"I write so I can remember that which should not be forgotten."—Isabel Allende
This week I had the amazing opportunity to sit in conversation with the writer, Isabel Allende. She is the best-selling Spanish language author of all time, and has sold over 75 million copies worldwide. (Though she hilariously told me she had no idea where all the money went!)
In our hour-long conversation (in front of 200+ people), we talked about how at 77-years-young she has found new love and published a new book! How does she stay so resilient and so inspired I ask?

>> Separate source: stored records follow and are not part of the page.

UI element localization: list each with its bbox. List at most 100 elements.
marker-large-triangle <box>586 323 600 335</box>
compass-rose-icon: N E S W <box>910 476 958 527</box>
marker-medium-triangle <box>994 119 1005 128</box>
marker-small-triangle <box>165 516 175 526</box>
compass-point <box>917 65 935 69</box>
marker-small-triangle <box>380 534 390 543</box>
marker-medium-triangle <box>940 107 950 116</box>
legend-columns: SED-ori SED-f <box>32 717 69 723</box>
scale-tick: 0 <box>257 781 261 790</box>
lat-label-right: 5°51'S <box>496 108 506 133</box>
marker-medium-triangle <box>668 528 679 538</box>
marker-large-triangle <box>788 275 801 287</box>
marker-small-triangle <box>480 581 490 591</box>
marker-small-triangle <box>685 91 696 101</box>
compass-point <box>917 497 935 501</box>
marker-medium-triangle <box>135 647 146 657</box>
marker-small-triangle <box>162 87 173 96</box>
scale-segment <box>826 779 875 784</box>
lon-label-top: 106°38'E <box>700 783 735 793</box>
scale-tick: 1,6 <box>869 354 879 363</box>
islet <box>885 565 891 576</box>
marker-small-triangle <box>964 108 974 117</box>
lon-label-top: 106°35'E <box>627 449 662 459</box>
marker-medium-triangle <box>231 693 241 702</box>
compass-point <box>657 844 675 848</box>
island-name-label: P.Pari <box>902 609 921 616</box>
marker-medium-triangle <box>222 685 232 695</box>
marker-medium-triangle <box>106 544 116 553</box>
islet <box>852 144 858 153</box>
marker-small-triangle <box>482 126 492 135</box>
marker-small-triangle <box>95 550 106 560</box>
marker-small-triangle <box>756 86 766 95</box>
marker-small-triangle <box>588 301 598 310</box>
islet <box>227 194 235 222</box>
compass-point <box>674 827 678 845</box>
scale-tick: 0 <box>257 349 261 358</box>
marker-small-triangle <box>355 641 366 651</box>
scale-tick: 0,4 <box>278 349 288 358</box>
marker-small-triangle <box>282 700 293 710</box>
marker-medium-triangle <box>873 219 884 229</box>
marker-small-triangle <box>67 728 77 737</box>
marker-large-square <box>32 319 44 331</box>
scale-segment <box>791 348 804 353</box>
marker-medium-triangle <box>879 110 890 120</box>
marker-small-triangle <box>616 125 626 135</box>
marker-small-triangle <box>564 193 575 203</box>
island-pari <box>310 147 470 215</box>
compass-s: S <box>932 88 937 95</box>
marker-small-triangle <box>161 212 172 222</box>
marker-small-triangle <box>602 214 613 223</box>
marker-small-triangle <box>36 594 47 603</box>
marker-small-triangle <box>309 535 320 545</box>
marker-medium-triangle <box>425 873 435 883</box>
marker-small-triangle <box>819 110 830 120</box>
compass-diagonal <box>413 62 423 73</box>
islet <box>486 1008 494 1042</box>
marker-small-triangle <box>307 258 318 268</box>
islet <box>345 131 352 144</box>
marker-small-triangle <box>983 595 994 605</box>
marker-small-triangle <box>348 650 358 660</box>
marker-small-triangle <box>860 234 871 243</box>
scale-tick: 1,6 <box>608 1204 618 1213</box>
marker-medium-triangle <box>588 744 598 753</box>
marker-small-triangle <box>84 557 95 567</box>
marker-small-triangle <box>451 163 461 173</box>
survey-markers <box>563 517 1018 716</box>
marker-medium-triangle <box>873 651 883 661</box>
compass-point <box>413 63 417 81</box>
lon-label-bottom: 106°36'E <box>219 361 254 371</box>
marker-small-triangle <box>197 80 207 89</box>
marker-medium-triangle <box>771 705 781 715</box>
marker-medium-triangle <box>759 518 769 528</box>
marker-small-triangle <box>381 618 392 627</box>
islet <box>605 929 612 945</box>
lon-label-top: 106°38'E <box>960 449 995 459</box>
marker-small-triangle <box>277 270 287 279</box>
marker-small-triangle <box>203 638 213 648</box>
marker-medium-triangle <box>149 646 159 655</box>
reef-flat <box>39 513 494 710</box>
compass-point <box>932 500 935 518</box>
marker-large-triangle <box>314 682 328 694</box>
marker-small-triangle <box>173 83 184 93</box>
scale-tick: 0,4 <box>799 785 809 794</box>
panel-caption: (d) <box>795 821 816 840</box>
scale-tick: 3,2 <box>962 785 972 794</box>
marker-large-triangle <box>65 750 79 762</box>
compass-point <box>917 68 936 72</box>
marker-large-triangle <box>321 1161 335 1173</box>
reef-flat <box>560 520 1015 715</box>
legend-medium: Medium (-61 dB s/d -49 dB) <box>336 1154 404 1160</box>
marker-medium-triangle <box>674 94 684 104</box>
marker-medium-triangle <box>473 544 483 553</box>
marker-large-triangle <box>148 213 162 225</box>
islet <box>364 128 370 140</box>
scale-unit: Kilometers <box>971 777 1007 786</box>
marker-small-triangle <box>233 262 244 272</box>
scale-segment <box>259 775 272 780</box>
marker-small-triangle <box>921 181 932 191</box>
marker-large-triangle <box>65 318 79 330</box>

"Curiosity and ritual." she replied.
Each year on January 8, she she sits down and starts a new book. The day before, on Jan. 7, she organizes her writing room and desk. She walks around with lit sage to cleanse the space and calls in her ancestors for guidance. "And they show up," she assured me.
She began this process on Jan. 8, 1981 when she sat down to write a letter to her dying grandfather whom she couldn't go visit in Chile because she was in political exile. That letter of remembrance, and honor, turned into her classic book, The House of Spirits. It was her very first book. And she did it by remembering, by recording the past, mining for meaning.
She has continued this habit of sitting down to write on Jan. 8 for nearly 40 years: through moves, weddings, divorces, and the deaths of her beloved daughter, and most recently her mother. This curiosity and ritual has produced 24 books and foundation in her daughters name.
We can all be inspired by Isabel, not only because of her immense talents, but because her survival skills are so accessible.
Armed with our own curiosity and ritual, we can journal, we can write, we can remember. We can start by writing a letter to our own grandparents, by looking to the past at those who came before us, and reclaim stories, people, customs, medicine.
All of our collective past & histories, traumas & dramas, survivor stories, eccentric families, those are characters, that is gold. Let's revive our stories, so like Isabel says, “we can remember that which should not be forgotten.”